Although Rome was a sprawling and bustling city of a million people, little of it remains today. Most of the remains, like the Forum and the Colosseum, tell a tale of the elite—emperors, senators, generals—which was only a small percentage of the population. Not much remains to tell us about the normal people, like how they lived. However, a small city on the outskirts of Rome, now called Ostia Antica (os referring to “mouth,” since Ostia was by the Tiber and served as a port for Rime), is well preserved and has filled in the gaps about how the Romans lived.
After a rather long bus ride, we took the metro and arrived in Ostia. The busy city of modern Rome was replaced by the country side, with trees providing shady relief from the blazing sun and birds chirping away. We walked the Roman road, sprinkled with red poppies, now withered and rendered uneven, towards the ruins of the city. The ruins are so intact that we could see how the city had been laid out, with insulae (apartment buildings), shops, baths, public toilets, temples, and a theatre.
We saw many shops, as indicated by their particular threshold, where a Roman could buy a quick snack. Public baths were identified by the mosaic floors, usually depicting sea creatures. These baths were abundant and entrance would have cost very little or free, since the Romans did not have water in their homes, save for the wealthy who might have pipes connected to the aqueducts. These baths were places of hygiene and socialization. Wells were on the side of the road, and we sympathized with the Romans that occupied the top floors of the insulae, as it would have been difficult to carry water up. Additionally, the top floors were cesspits and fire traps, so the more prestigious apartments were on the lower levels. Another cesspit was the public bathroom, in which people conducted business in rows of holes. This too was kind of a place of socialization.
A shop The inside of a well A public bathroom
One very interesting place was the ruins of a fire brigade. Fires were very dangerous in ancient Rome, often devastating cities by burning apartment buildings and public buildings such as temples. Before Augustus established an official fire brigade, fires would be put out by the locals, and not very successfully.
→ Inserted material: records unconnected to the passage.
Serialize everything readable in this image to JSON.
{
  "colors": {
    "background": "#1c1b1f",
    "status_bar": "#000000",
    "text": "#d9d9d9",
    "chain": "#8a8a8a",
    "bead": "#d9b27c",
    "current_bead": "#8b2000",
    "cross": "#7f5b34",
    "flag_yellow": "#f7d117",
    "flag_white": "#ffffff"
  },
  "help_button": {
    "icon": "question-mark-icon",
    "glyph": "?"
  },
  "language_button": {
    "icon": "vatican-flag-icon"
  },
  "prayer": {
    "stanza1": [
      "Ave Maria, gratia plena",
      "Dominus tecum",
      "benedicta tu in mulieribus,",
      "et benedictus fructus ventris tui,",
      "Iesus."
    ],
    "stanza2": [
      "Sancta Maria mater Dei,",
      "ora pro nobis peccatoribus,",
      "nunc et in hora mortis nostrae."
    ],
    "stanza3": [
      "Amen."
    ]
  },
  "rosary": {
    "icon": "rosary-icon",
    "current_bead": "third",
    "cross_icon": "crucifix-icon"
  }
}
Indeed, fires occurred so frequently that Crassus, who had his own private fire brigade, became the richest Roman from profiting off fires, often coercing people to sell him their property in order for his brigade to put out the fire. At the site a monument to Augustus stood among graveyards, showing thanks to Augustus for funding the brigade as a gift of his benevolence to his subjects.
Headquarters of a fire brigade, lined with graves and a monument to Augustus
The theater in Ostia is a stone structure facing an open courtyard. There are entrances on both sides near the open pit where the stage would have been, as well as on the back sides. While the upper sections of the seating are simply travertine slabs serving as benches, the bottom area nearest the stage is a flat marble platform where the wealthy of Ostia would have been able to purchase seats to view the performance from. In antiquity, behind the stage there was a large stone wall serving as a backdrop, however in modern times only the furthermost left and right portions of the wall are still standing. Behind this wall was a large courtyard lined with vendor booths. While not very much of the original brick enclosure remains, we are able to tell what the shops held due to the mosaic signage inlaid in the ground in front of the shops.
From here we wandered through the city, observing the remains of restaurants and bars, as well as what served as an industrial bread factory with a massive stone oven. The common people of Ostia did not usually have places to make food in the capacity we do in modern times, so they often went to food places around the city. We observed one such place, a bar carved from marble slabs that is still in great condition today, albeit showing the wear of centuries past.
After viewing some of the ancient places to get food, we took a break for our own lunch at the cafeteria style restaurant around the corner from the museum. After eating our food, we observed a collection of large stone jars, called dolii, around six feet tall by three feet wide, that would have been buried so only the opening was showing, serving as temperature-controlled storage containers for food and drink. Next to this collection of storage containers was the “marble graveyard”, which housed different types of marbles recovered when Ostia was excavated. Particularly interesting was a set of four marble pillars, that were unfinished and still remained part of one large marble block – a common method of shipping columns to avoid damaging them in transit. These columns would have been finished and polished when they arrived at their destination.
Lastly we observed an underground chamber housing a statue in tribute to the god Mithras, one of seventeen such chambers discovered so far in the ancient city. Lastly we observed the Bath of the Seven Sages, one of many similar public bathing areas around the city. These public baths would have been finished in ornate marble, often with an intricate mosaic floor, and were a popular spot all over the city. There were both cold and warm baths, however the warm had to be constantly heated by underground fires, which meant that in the hidden tunnels surrounding the baths, slaves would have labored out of sight to feed the fire to warm the water. After this we were finished for the day, and half our group returned to the Centro, half took a train to the coast and spent the afternoon on the beach.